Petitioner relies on language of the Supreme Court in N. L. R. B. v. United Steelworkers of America, 1958, 357 U.S. 357, 364, 78 S.Ct. 1268, 2 L.Ed. 2d 1383 to the effect that a vital consideration in the determination of the validity of a no-solicitation rule is the existence or non-existence of alternate channels of communication by the employees. However, the Steelworkers case involved an admittedly valid no-solicitation rule and a very narrow question whether an employer who actively engaged in anti-union solicitation could properly enforce an otherwise valid no-solicitation rule against the union. The Court indicated that findings by the Board on the question of alternate channels of communication were vital to such a question. Similarly such findings were considered essential in determining the validity of a rule prohibiting the solicitation by nonemployees on company property. N. L. R. B. v. Babcock & Wilcox Co., 1956, 351 U.S. 105, 113, 76 S.Ct. 679, 685, 100 L.Ed. 975. But the Court also pointed out in Babcock & Wilcox that different considerations may be controlling when employees are involved:


"No restriction may be placed on the employees' rights to discuss self-organization among themselves, unless the employer can demonstrate that a restriction is necessary to maintain production or discipline." (Ibid.)


Petitioner contends also that the nodistribution rule was revoked by its removal from the bulletin board five days after it became effective. Assuming this amounted to a revocation, as the Trial Examiner found, there was no indication that the revocation was otherwise communicated to the employees. The two employees who had been threatened with discharge for its violation before it was even posted were not so informed. Under these circumstances the Board properly entered the cease and desist order as to the rule.
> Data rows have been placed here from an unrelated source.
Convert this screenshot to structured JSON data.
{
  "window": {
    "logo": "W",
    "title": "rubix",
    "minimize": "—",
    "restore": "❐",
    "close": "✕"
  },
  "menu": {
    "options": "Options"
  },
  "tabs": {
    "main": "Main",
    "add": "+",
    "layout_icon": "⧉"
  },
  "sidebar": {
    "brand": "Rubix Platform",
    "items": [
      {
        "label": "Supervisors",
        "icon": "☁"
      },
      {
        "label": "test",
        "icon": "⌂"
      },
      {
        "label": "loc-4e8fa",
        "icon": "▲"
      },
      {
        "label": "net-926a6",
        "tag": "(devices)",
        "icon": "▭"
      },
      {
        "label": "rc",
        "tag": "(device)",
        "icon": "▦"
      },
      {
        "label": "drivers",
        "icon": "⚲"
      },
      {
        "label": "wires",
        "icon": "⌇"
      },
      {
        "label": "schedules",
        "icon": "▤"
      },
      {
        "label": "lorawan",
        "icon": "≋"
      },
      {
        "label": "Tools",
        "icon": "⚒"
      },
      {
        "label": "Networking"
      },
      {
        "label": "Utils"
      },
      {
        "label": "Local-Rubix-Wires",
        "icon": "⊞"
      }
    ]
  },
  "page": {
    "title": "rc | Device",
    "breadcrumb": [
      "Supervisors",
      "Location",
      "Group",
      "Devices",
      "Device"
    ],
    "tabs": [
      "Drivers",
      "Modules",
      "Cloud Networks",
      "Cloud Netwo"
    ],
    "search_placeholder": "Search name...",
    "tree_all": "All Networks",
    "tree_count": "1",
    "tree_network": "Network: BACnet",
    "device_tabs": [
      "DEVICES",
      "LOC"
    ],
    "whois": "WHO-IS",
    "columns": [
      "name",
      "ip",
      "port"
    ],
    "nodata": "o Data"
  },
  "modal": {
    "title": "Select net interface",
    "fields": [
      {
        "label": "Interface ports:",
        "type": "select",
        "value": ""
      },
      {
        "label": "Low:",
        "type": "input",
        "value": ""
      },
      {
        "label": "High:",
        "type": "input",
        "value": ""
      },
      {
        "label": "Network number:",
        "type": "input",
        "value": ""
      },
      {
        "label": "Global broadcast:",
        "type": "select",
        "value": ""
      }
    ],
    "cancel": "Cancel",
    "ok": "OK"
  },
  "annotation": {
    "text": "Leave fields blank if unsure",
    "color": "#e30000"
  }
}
The cases cited by petitioner in support of its contention that it properly discharged five employees for a violation of a company rule indicate only that the Board and the courts have necessarily recognized and sought to strike a balance between recognized and mutually limiting rights of employers to make reasonable rules in order to maintain production and discipline and the employees to engage in concerted activity. See Republic Aviation Corp. v. N. L. R. B., 1945, 324 U.S. 793, 798, 65 S.Ct. 982, 89 L.Ed. 1372. Thus in Terry Poultry Company, 109 N.L.R.B. 1097 (1954) the Board recognized the reasonableness and validity of a long-established company rule, which was well-known to the employees, requiring them to notify their foreman or fellow employees when desiring to leave the production line. The rule patently had the legitimate business purpose of limiting absences from a moving production line. Under these circumstances, the Board upheld the right of the employer to discharge two employees who left the production line without proper notification in order to present a grievance. Similarly in Santa Clara Lemon Association, 116 N.L.R.B. 44 (1956) the Board found no discriminatory purpose behind the discharge of an employee, the union's chief shop steward, who left the production line without her foreman's permission, in violation of a long standing company rule (which antedated the start of union activities and which was adopted for a legitimate business purpose), in order to present a grievance.3


In the instant case, however, there was no formal posted company rule requiring an employee to gain his foreman's permission before leaving his work area. There is nothing to indicate such a rule was required for plant efficiency. Indeed, the president of the company testified that the plant had no production line as such and that absence from the work bench would not interrupt the flow of material unless an employee should be gone "for considerable length of time." The letter sent to the employees dated September 13 stated only that absence from the plant without cause or permission was a violation of company rules. It was admittedly prompted by the unscheduled union walkout on that date. One of petitioner's foremen, Hughes, testified that he did not recall having told any employees that the company had a rule against leaving the work area before September 13, the date of the walkout. He indicated that on that date the employees were so informed. Foreman Oller testified similarly although he indicated that prior to September 13 he had spoken to several employees about their habits of excessive visiting.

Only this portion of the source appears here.